Keen to score his first major legislative win since taking office in January, Trump has been personally engaged this week in trying to cement support among fellow Republicans in the House of Representatives for an effort that has twice before collapsed in confusion.
The bill has been changed several times as Republican leaders try to balance demands by conservatives seeking a maximum rollback of the Affordable Care Act with the concerns of moderates worried about angering voters who value parts of it.
The moderates, speaking to reporters outside the White House, said Trump has endorsed their plan to add $8 billion over five years to help cover the cost for people with pre-existing illnesses who could otherwise be priced out of insurance markets.
Representative Fred Upton said it now seemed likely the bill would pass the House, although a moderate colleague, Representative Billy Long, said Republicans still seemed short of the votes needed.
“There’s still work to be done on the votes,” he said.
Aides said Trump has been working the phones furiously in an effort to drum up support and score a victory on one of his key priorities, which is to overhaul Democratic former President Barack Obama’s signature domestic legislation. The effort to push through a healthcare bill is showing Trump the challenge of placating various Republican factions.
An initial attempt foundered in the House and was withdrawn by Republican leaders in March, a defeat that cast a shadow over Trump’s first 100 days in office. Republicans renewed negotiations last month at the White House’s urging, but failed to round up enough support for a vote before a two-week recess in April. Republicans are now hoping to get something passed before they leave for another recess on Thursday evening.

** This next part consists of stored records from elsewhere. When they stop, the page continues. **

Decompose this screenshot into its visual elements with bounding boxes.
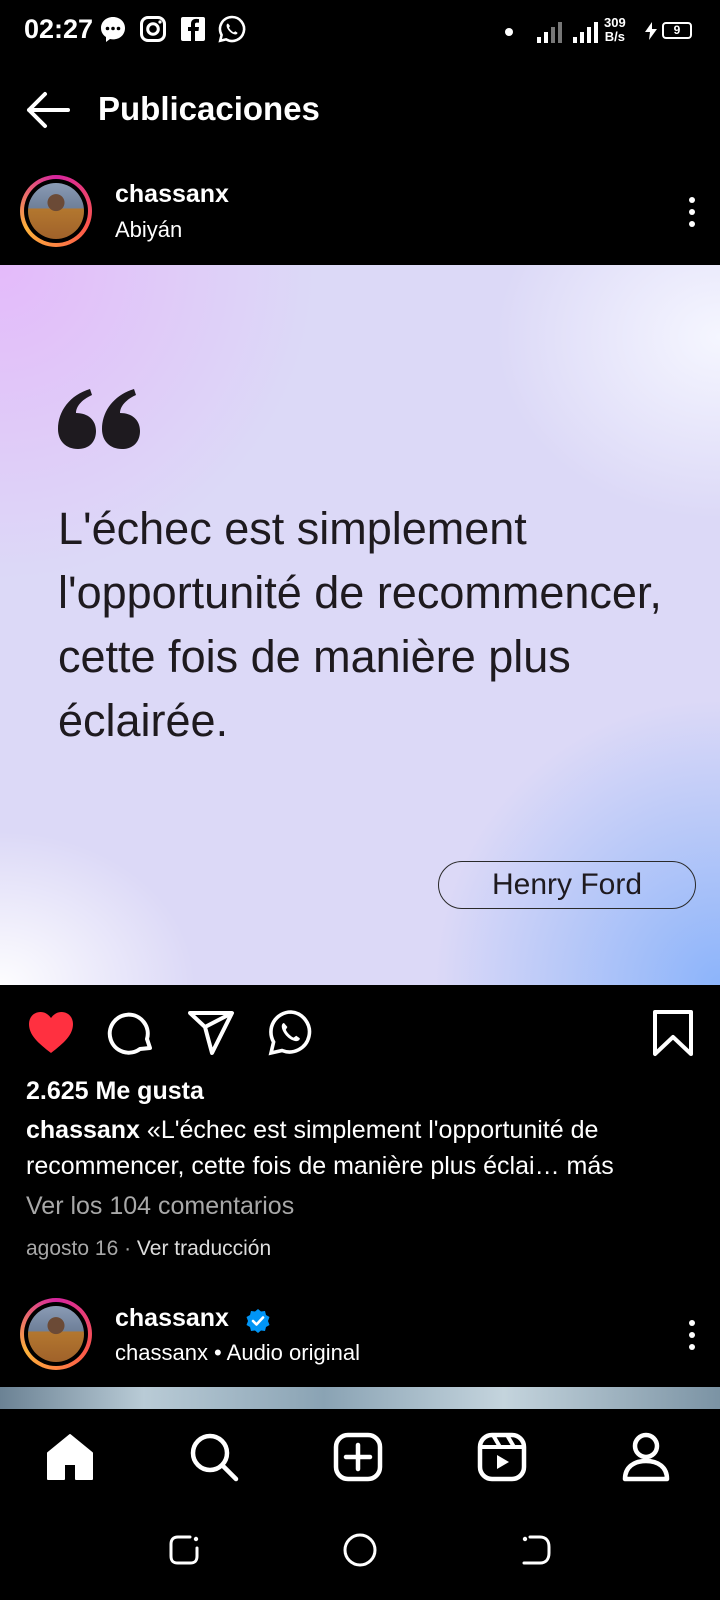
signal-icon	[537, 22, 562, 43]
post-username[interactable]: chassanx	[115, 180, 229, 209]
post-image[interactable]: L'échec est simplement l'opportunité de …	[0, 265, 720, 985]
dot-icon	[505, 28, 513, 36]
caption-username[interactable]: chassanx	[26, 1116, 140, 1144]
quote-mark-icon	[58, 389, 140, 449]
more-options-icon[interactable]	[686, 195, 698, 229]
avatar[interactable]	[20, 175, 92, 247]
charging-icon	[645, 22, 657, 40]
signal-icon	[573, 22, 598, 43]
quote-text: L'échec est simplement l'opportunité de …	[58, 503, 662, 746]
home-circle-icon[interactable]	[340, 1530, 380, 1570]
next-post-image[interactable]	[0, 1387, 720, 1409]
next-avatar-photo	[28, 1306, 84, 1362]
search-icon[interactable]	[188, 1431, 240, 1483]
back-icon[interactable]	[516, 1530, 556, 1570]
more-options-icon[interactable]	[686, 1318, 698, 1352]
whatsapp-share-icon[interactable]	[266, 1008, 316, 1058]
verified-badge-icon	[246, 1309, 270, 1333]
likes-count[interactable]: 2.625 Me gusta	[26, 1077, 204, 1106]
reels-icon[interactable]	[476, 1431, 528, 1483]
instagram-icon	[140, 16, 166, 42]
arrow-left-icon[interactable]	[24, 90, 72, 130]
like-icon[interactable]	[26, 1008, 76, 1058]
view-comments-link[interactable]: Ver los 104 comentarios	[26, 1192, 294, 1221]
post-date: agosto 16 · Ver traducción	[26, 1237, 271, 1261]
date-text: agosto 16	[26, 1237, 119, 1260]
next-post-subtitle[interactable]: chassanx • Audio original	[115, 1340, 360, 1366]
whatsapp-icon	[218, 15, 246, 43]
create-icon[interactable]	[332, 1431, 384, 1483]
save-icon[interactable]	[648, 1008, 698, 1058]
caption-more[interactable]: … más	[535, 1152, 614, 1180]
date-separator: ·	[118, 1237, 137, 1260]
facebook-icon	[181, 17, 205, 41]
home-icon[interactable]	[44, 1431, 96, 1483]
status-time: 02:27	[24, 14, 94, 44]
quote-author: Henry Ford	[438, 861, 696, 909]
comment-icon[interactable]	[106, 1008, 156, 1058]
share-icon[interactable]	[186, 1008, 236, 1058]
messenger-icon	[101, 17, 125, 42]
next-post-username[interactable]: chassanx	[115, 1304, 229, 1333]
page-title: Publicaciones	[98, 90, 320, 127]
profile-icon[interactable]	[620, 1431, 672, 1483]
battery-icon: 9	[662, 22, 692, 39]
next-avatar[interactable]	[20, 1298, 92, 1370]
bottom-nav	[0, 1409, 720, 1505]
recents-icon[interactable]	[164, 1530, 204, 1570]
network-speed: 309 B/s	[604, 15, 626, 44]
translate-link[interactable]: Ver traducción	[137, 1237, 271, 1260]
status-bar: 02:27 309 B/s 9	[0, 0, 720, 66]
post-caption[interactable]: chassanx «L'échec est simplement l'oppor…	[26, 1112, 706, 1184]
post-location[interactable]: Abiyán	[115, 217, 182, 243]
avatar-photo	[28, 183, 84, 239]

Health insurers such as Anthem Inc, UnitedHealth Group, Aetna Inc and Cigna Corp have faced months of uncertainty over the future of the country’s healthcare system.
Millions more Americans got healthcare coverage under Obamacare, which was passed in 2010, but Republicans have long sought to overturn it, seeing it as government overreach and complaining it drives up costs.
House Democrats rejected the latest proposed change to the Republican legislation on Wednesday, saying it appears to protect patients with pre-existing conditions, but some could still be pushed off their insurance in certain states and face higher costs.
“This is deadly,” House Democratic Leader Nancy Pelosi told a news conference. “No band-aid will fix it.”